First-Order Logic is Undecidable

Sketch of One Possible Proof

Idea: we know that halting problem is undecidable.

We show that, if there were a terminating algorithm for checking validity of first-order logic formulas, then we could solve the halting problem.

Given a Turing machine description $M$ and an input $w$ , we given an algorithm for constructing a formula $F$ in first-order logic such that

if $F$ is valid, then $M$ accepts $w$
if $M$ accepts $w$ , then $F$ is valid

Standard approach: $M$ accepts $w$ iff there exists a sequence of configurations from the initial state to final state.

Encode existence of accepting configuration as formula validity.

Technical difficulty: no simple way to express sequences, reachability, or finiteness in first order logic.

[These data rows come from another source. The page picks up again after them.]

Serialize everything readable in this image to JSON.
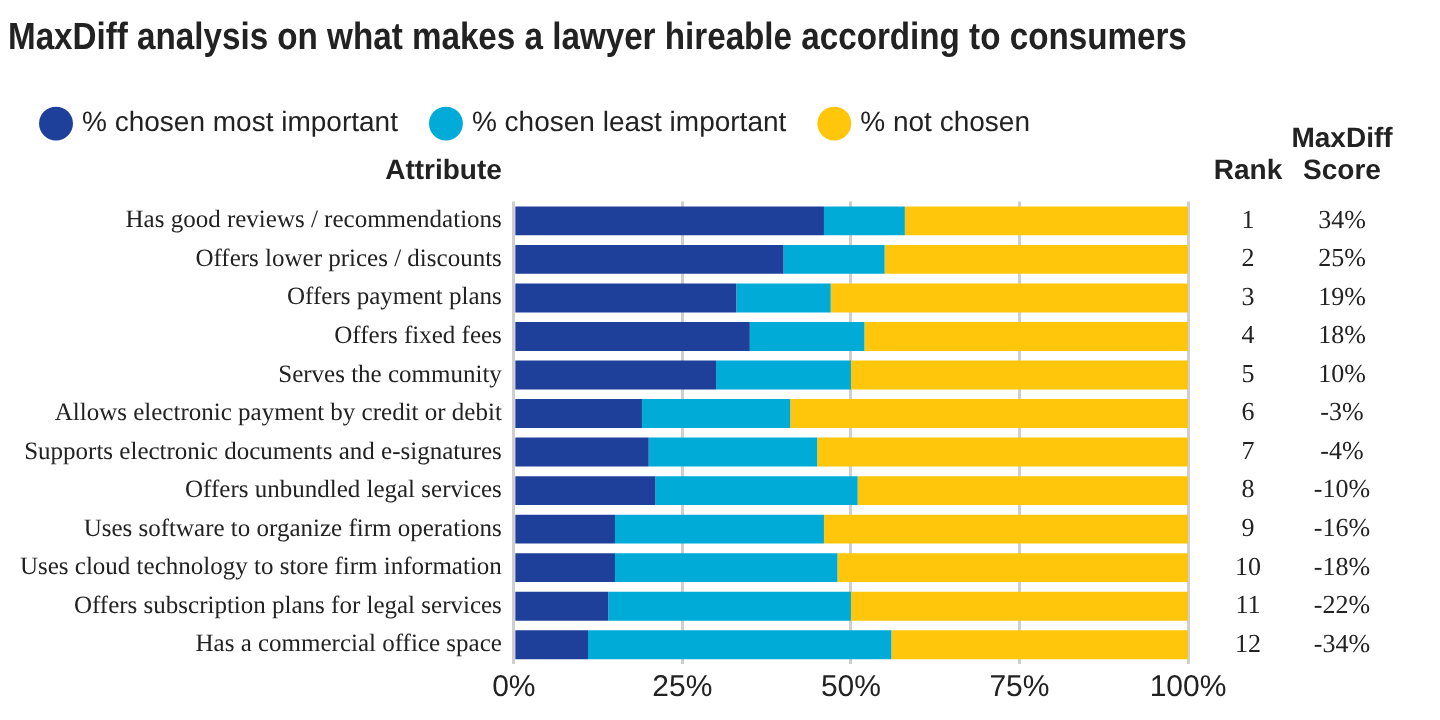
{
  "chart_data": {
    "type": "bar",
    "orientation": "horizontal",
    "stacked": true,
    "title": "MaxDiff analysis on what makes a lawyer hireable according to consumers",
    "categories": [
      "Has good reviews / recommendations",
      "Offers lower prices / discounts",
      "Offers payment plans",
      "Offers fixed fees",
      "Serves the community",
      "Allows electronic payment by credit or debit",
      "Supports electronic documents and e-signatures",
      "Offers unbundled legal services",
      "Uses software to organize firm operations",
      "Uses cloud technology to store firm information",
      "Offers subscription plans for legal services",
      "Has a commercial office space"
    ],
    "series": [
      {
        "name": "% chosen most important",
        "color": "#1f409a",
        "values": [
          46,
          40,
          33,
          35,
          30,
          19,
          20,
          21,
          15,
          15,
          14,
          11
        ]
      },
      {
        "name": "% chosen least important",
        "color": "#00abd8",
        "values": [
          12,
          15,
          14,
          17,
          20,
          22,
          25,
          30,
          31,
          33,
          36,
          45
        ]
      },
      {
        "name": "% not chosen",
        "color": "#ffc60b",
        "values": [
          42,
          45,
          53,
          48,
          50,
          59,
          55,
          49,
          54,
          52,
          50,
          44
        ]
      }
    ],
    "xlim": [
      0,
      100
    ],
    "xticks": [
      {
        "value": 0,
        "label": "0%"
      },
      {
        "value": 25,
        "label": "25%"
      },
      {
        "value": 50,
        "label": "50%"
      },
      {
        "value": 75,
        "label": "75%"
      },
      {
        "value": 100,
        "label": "100%"
      }
    ],
    "grid": "x",
    "legend": "top left",
    "annotations": [
      "Attribute",
      "Rank",
      "MaxDiff Score",
      "1",
      "34%",
      "2",
      "25%",
      "3",
      "19%",
      "4",
      "18%",
      "5",
      "10%",
      "6",
      "-3%",
      "7",
      "-4%",
      "8",
      "-10%",
      "9",
      "-16%",
      "10",
      "-18%",
      "11",
      "-22%",
      "12",
      "-34%"
    ]
  }
}
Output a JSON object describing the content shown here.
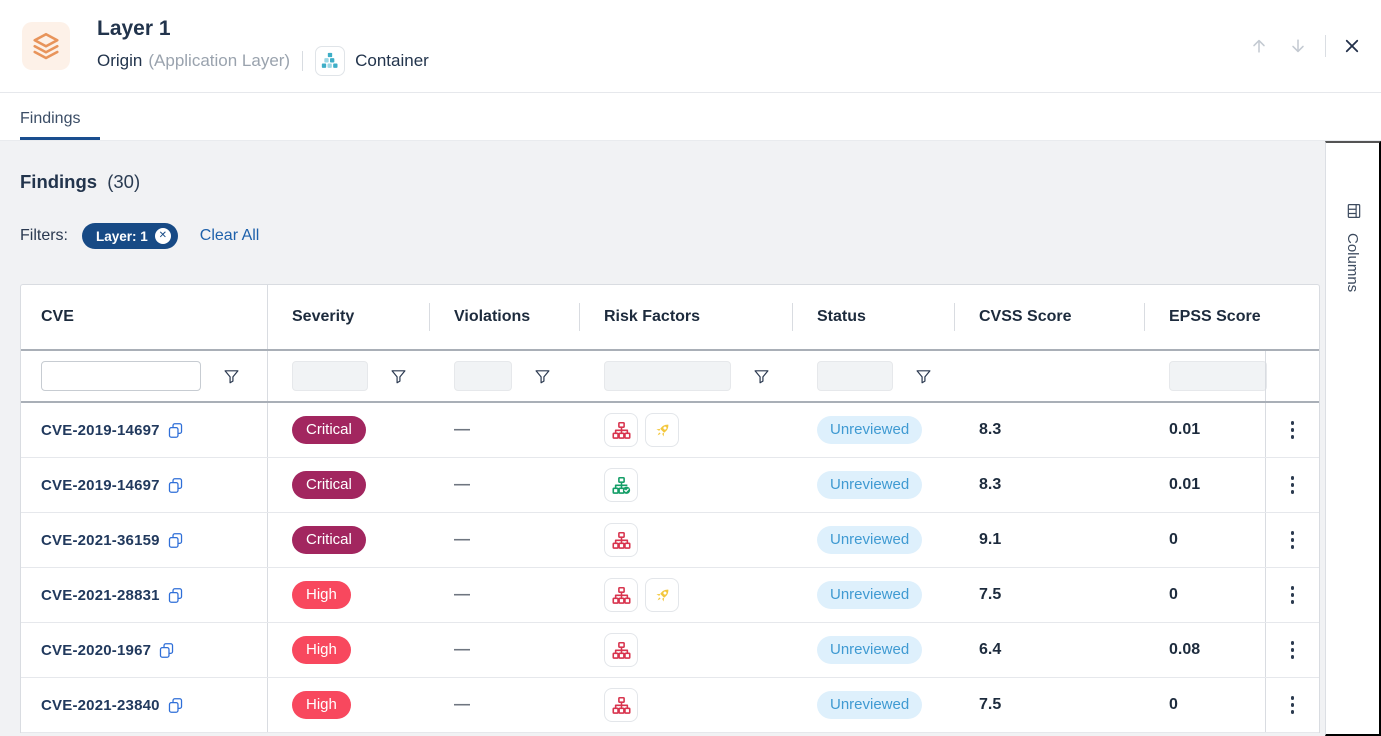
{
  "header": {
    "title": "Layer 1",
    "origin_label": "Origin",
    "origin_sub": "(Application Layer)",
    "type_label": "Container",
    "entity_icon": "layers-icon",
    "type_icon": "container-icon"
  },
  "tabs": [
    {
      "label": "Findings",
      "active": true
    }
  ],
  "findings": {
    "heading": "Findings",
    "count": "(30)"
  },
  "filters": {
    "label": "Filters:",
    "chips": [
      {
        "label": "Layer: 1",
        "close_icon": "circle-x-icon"
      }
    ],
    "clear_all_label": "Clear All"
  },
  "table": {
    "columns": [
      "CVE",
      "Severity",
      "Violations",
      "Risk Factors",
      "Status",
      "CVSS Score",
      "EPSS Score"
    ],
    "columns_button_label": "Columns",
    "rows": [
      {
        "cve": "CVE-2019-14697",
        "severity": "Critical",
        "violations": "—",
        "risk_factors": [
          "attack-vector",
          "exploit"
        ],
        "status": "Unreviewed",
        "cvss": "8.3",
        "epss": "0.01"
      },
      {
        "cve": "CVE-2019-14697",
        "severity": "Critical",
        "violations": "—",
        "risk_factors": [
          "fix-available"
        ],
        "status": "Unreviewed",
        "cvss": "8.3",
        "epss": "0.01"
      },
      {
        "cve": "CVE-2021-36159",
        "severity": "Critical",
        "violations": "—",
        "risk_factors": [
          "attack-vector"
        ],
        "status": "Unreviewed",
        "cvss": "9.1",
        "epss": "0"
      },
      {
        "cve": "CVE-2021-28831",
        "severity": "High",
        "violations": "—",
        "risk_factors": [
          "attack-vector",
          "exploit"
        ],
        "status": "Unreviewed",
        "cvss": "7.5",
        "epss": "0"
      },
      {
        "cve": "CVE-2020-1967",
        "severity": "High",
        "violations": "—",
        "risk_factors": [
          "attack-vector"
        ],
        "status": "Unreviewed",
        "cvss": "6.4",
        "epss": "0.08"
      },
      {
        "cve": "CVE-2021-23840",
        "severity": "High",
        "violations": "—",
        "risk_factors": [
          "attack-vector"
        ],
        "status": "Unreviewed",
        "cvss": "7.5",
        "epss": "0"
      }
    ]
  },
  "colors": {
    "severity": {
      "Critical": "#a2265f",
      "High": "#f8485e"
    },
    "status": {
      "Unreviewed": {
        "bg": "#def0fc",
        "text": "#3f9ad2"
      }
    },
    "accent_blue": "#174a85",
    "tab_underline": "#1a4e8f",
    "risk_icons": {
      "attack-vector": "#d8344e",
      "exploit": "#f3c73c",
      "fix-available": "#149e67"
    }
  }
}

Note the following equivalent statements of our target condition:

( $F$ is valid) iff ( $M$ accepts $w$ )

(( $\lnot F$ ) is unsatisfiable) iff ( $M$ accepts $w$ )

(( $\lnot F$ ) is satisfiable) iff ( $M$ does not accept $w$ )

(( $\lnot F$ ) is true in some Herbrand model) iff ( $M$ does not accept $w$ )

So, we work with formula $G$ denoting $\lnot F$ , interpreted over Herbrand model, and we express the condition that all Turing machine computation histories are non-accepting. In other words, $F$ , when interpreted over Herbrand interpretations, says that there exists an accepting Turing computation history.

The fact that we work over Herbrand models helps us talk about computation histories, because we can encode strings and reachability.